I applied online. The process took 2 months. I interviewed at Indeed (Austin, TX) in Oct 2017
Interview
Applied for a job with the Indeed assessments team (formerly Interviewed.com). Started with a phone screen, then a paid ($300) work sample lasting up to 8 hours. Payment was through PayPal.
After the work sample, I was told to contact them the next week to schedule the next phase of the interview. I contacted them twice the next week and didn't hear back. Upon contacting again after 2 weeks, we were able to schedule the next part of the interview.
The second part of the interview was two days of paid contract work. I was told it would be $75/hr, 8 hours a day. At the end of the first day, I was told by the reviewer that I "pretty much nailed it" and would be contacted the next morning on scheduling the second day. The next morning I got a denial letter, which also asked for my Upwork profile to initiate payment.
I asked for feedback, and received a canned response saying they had no specific feedback and that I had done well, but was "up against other strong candidates".

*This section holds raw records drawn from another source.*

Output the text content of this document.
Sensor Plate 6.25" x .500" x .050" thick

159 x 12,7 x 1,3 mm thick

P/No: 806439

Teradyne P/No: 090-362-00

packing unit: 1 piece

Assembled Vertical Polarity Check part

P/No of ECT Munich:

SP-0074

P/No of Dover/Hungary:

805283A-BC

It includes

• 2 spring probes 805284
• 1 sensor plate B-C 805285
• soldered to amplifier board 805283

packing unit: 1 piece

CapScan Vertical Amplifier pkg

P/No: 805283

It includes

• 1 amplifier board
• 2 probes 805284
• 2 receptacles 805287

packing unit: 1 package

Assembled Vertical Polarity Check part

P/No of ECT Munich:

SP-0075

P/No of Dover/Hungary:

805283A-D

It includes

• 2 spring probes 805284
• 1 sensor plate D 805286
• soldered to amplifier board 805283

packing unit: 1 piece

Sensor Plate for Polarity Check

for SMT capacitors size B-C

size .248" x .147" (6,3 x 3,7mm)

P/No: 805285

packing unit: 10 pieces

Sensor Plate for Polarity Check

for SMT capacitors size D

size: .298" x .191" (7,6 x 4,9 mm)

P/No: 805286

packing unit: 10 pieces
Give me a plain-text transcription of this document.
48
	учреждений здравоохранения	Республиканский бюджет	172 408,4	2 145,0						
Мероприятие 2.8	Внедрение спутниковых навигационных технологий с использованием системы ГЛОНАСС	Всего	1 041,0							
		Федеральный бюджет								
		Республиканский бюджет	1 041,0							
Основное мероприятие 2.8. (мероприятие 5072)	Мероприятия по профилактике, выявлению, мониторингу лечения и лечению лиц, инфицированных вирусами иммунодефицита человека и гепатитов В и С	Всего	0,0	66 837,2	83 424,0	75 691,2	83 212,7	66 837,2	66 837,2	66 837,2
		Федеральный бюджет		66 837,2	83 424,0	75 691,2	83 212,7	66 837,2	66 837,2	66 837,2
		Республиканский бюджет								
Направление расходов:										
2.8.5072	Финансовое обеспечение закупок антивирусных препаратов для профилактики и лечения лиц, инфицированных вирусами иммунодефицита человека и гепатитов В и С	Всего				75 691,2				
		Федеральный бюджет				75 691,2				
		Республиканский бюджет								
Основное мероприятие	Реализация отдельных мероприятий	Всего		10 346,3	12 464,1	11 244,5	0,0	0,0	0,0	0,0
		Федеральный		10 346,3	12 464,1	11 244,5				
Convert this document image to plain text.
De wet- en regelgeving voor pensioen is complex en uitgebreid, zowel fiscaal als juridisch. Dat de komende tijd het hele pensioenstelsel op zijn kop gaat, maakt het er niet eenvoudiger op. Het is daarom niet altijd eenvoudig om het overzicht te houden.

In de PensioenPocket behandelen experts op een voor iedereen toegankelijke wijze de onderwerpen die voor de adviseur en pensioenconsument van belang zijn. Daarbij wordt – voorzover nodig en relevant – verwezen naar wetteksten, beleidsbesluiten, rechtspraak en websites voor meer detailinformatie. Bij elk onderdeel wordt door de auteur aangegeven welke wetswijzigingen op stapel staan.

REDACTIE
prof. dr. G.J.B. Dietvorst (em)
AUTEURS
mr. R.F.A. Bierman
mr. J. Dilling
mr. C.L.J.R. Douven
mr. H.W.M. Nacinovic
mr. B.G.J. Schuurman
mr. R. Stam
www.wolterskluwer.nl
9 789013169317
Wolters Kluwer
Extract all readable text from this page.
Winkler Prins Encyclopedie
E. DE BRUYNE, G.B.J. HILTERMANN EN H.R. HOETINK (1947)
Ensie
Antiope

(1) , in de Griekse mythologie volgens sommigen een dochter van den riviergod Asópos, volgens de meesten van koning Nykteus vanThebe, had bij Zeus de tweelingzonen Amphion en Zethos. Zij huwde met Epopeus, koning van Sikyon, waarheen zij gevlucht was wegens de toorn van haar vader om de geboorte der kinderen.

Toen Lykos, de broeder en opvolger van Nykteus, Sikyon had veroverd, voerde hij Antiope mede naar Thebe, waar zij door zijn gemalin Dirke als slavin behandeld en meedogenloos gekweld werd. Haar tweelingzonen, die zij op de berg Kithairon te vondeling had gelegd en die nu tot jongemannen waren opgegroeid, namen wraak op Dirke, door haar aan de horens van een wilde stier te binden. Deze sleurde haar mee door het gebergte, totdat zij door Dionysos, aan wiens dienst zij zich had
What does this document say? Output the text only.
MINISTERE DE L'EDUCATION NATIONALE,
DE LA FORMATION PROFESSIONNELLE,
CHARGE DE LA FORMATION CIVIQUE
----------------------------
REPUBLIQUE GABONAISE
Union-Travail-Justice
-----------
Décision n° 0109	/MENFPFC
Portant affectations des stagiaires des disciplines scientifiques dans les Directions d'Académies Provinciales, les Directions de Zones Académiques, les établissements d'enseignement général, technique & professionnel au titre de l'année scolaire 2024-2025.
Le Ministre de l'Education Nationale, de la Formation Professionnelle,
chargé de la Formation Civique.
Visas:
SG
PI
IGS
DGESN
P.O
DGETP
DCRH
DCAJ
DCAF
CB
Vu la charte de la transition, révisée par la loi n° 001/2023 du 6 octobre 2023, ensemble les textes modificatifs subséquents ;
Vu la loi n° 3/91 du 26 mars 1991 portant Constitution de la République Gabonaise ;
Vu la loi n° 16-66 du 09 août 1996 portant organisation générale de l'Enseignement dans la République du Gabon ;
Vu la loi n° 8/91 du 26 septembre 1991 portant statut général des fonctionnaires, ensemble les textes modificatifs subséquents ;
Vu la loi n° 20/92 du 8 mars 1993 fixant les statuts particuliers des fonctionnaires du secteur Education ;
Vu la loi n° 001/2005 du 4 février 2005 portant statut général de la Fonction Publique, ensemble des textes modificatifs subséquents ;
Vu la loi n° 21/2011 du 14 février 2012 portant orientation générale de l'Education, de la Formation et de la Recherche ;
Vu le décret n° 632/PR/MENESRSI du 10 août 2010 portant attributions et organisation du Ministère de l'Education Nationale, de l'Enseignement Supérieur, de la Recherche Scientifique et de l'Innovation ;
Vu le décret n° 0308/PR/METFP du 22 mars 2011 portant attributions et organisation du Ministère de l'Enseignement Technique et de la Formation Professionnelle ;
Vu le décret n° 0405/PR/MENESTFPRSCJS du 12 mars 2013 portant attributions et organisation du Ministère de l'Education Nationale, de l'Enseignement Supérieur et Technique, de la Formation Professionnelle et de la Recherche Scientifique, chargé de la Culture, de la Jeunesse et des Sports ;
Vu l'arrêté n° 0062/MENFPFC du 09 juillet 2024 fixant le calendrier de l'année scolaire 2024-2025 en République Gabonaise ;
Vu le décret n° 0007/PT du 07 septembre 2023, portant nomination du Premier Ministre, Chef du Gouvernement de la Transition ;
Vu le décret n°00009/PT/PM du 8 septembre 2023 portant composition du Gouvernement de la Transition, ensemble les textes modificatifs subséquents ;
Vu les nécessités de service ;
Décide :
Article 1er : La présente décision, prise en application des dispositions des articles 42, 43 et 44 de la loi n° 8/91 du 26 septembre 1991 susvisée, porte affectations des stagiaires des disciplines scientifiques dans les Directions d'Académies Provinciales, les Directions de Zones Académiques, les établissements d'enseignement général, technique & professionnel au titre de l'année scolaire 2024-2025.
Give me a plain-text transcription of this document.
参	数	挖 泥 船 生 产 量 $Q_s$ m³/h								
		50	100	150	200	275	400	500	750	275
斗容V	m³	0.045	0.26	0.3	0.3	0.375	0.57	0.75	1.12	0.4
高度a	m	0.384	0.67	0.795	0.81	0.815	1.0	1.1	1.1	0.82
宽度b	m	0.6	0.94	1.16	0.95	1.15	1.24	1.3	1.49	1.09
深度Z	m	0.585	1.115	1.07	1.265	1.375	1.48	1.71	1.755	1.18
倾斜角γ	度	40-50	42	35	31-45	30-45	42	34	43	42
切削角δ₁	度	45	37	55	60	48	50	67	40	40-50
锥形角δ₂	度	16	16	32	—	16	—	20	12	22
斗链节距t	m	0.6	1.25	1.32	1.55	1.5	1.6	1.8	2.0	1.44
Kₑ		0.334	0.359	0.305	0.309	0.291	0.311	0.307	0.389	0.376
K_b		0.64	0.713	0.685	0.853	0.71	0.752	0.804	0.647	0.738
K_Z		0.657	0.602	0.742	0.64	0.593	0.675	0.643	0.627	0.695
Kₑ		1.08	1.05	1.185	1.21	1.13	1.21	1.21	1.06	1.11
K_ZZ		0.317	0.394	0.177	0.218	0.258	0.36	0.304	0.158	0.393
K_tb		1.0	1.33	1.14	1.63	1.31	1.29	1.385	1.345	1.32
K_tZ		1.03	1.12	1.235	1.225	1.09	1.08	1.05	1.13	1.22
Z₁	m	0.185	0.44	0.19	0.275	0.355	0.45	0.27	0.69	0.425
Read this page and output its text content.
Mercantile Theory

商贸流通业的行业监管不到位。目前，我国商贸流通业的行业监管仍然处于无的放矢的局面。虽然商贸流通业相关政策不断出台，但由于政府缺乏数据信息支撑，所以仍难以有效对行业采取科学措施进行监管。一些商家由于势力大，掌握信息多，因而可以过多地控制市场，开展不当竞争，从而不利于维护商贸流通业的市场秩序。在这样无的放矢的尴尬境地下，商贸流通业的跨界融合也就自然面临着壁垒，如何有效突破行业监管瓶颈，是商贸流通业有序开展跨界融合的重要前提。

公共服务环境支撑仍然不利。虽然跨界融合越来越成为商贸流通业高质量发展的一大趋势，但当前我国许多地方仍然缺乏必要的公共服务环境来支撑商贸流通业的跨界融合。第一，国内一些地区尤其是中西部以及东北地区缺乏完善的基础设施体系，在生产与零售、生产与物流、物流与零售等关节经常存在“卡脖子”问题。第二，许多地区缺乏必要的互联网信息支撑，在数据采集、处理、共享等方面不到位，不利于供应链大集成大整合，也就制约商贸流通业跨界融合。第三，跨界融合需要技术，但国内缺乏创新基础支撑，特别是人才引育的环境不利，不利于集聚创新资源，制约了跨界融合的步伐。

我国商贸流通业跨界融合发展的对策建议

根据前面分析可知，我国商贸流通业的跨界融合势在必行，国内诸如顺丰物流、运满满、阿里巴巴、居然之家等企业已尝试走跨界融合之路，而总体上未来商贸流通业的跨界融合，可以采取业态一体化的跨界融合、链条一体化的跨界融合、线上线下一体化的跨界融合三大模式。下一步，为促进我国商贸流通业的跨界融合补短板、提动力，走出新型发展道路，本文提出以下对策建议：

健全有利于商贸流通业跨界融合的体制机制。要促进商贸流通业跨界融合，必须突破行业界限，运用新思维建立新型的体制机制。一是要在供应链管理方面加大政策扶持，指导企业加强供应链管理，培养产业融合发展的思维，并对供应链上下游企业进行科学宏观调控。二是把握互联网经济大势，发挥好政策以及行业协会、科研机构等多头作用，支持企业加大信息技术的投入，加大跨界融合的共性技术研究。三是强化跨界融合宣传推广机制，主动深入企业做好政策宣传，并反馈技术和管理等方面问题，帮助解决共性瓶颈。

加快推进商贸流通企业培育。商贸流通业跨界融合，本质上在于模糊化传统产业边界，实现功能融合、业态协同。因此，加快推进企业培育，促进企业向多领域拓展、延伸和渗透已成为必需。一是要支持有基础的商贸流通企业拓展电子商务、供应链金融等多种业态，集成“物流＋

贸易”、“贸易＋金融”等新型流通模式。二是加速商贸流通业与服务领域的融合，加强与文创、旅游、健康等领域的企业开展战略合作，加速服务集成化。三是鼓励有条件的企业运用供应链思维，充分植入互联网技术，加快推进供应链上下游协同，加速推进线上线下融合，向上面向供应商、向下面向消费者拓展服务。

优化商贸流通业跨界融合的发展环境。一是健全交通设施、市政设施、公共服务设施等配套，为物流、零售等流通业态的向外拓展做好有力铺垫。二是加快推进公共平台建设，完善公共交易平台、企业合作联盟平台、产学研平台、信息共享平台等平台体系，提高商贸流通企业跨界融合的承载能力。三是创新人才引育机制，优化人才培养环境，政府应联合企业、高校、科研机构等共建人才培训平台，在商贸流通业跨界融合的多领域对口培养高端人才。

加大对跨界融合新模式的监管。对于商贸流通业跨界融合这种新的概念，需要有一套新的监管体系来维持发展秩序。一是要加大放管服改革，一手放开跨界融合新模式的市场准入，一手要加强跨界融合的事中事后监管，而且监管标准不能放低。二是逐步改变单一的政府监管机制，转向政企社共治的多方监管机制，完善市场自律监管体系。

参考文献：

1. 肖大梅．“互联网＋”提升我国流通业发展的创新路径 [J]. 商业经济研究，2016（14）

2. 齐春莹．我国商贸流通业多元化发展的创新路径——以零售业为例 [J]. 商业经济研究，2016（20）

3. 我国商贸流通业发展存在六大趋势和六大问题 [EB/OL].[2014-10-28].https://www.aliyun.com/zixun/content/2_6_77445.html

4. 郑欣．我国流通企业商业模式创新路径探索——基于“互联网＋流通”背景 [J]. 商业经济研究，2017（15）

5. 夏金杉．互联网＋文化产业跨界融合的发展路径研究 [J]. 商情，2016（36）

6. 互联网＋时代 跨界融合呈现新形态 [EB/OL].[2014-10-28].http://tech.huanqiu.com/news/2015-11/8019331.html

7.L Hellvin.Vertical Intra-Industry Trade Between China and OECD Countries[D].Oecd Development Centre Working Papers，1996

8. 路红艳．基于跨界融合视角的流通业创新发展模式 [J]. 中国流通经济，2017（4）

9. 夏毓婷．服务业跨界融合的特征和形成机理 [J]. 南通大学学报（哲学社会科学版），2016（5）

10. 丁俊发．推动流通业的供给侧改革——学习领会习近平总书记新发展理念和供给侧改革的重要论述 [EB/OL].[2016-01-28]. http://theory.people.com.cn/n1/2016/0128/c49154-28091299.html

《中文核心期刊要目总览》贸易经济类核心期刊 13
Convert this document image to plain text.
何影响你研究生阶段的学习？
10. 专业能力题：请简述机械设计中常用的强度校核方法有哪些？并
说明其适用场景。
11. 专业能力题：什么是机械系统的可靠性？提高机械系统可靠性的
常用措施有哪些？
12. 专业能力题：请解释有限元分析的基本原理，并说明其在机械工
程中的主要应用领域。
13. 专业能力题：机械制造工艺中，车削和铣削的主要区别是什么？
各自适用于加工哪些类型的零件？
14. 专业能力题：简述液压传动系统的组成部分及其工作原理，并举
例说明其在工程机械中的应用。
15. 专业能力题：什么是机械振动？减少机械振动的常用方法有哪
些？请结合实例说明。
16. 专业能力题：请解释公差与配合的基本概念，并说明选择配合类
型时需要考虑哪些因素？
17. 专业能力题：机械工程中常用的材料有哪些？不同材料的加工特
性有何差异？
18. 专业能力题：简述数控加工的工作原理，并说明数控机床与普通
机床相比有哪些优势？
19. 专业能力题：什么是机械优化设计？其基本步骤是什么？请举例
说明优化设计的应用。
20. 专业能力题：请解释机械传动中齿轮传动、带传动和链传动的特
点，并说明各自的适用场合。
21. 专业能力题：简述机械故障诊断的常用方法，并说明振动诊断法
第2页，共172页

I have never used Upwork, and was paid for the last phase through PayPal. After telling the hiring manager this, he told me that Upwork was their only sanctioned form of payment.
Upon creating an Upwork account, I found out that Upwork would take $110 of the $600 payment. I also had to go through Upwork's verification process 3 times before they would unlock my account. After finally being "paid", I found out that Upwork would hold the payment in escrow for 6 days.
The actual interview process itself was quite good. The sample project and work contract were well coordinated, once I actually got a reply on the scheduling. Forcing people to go through Upwork, however, is completely unacceptable.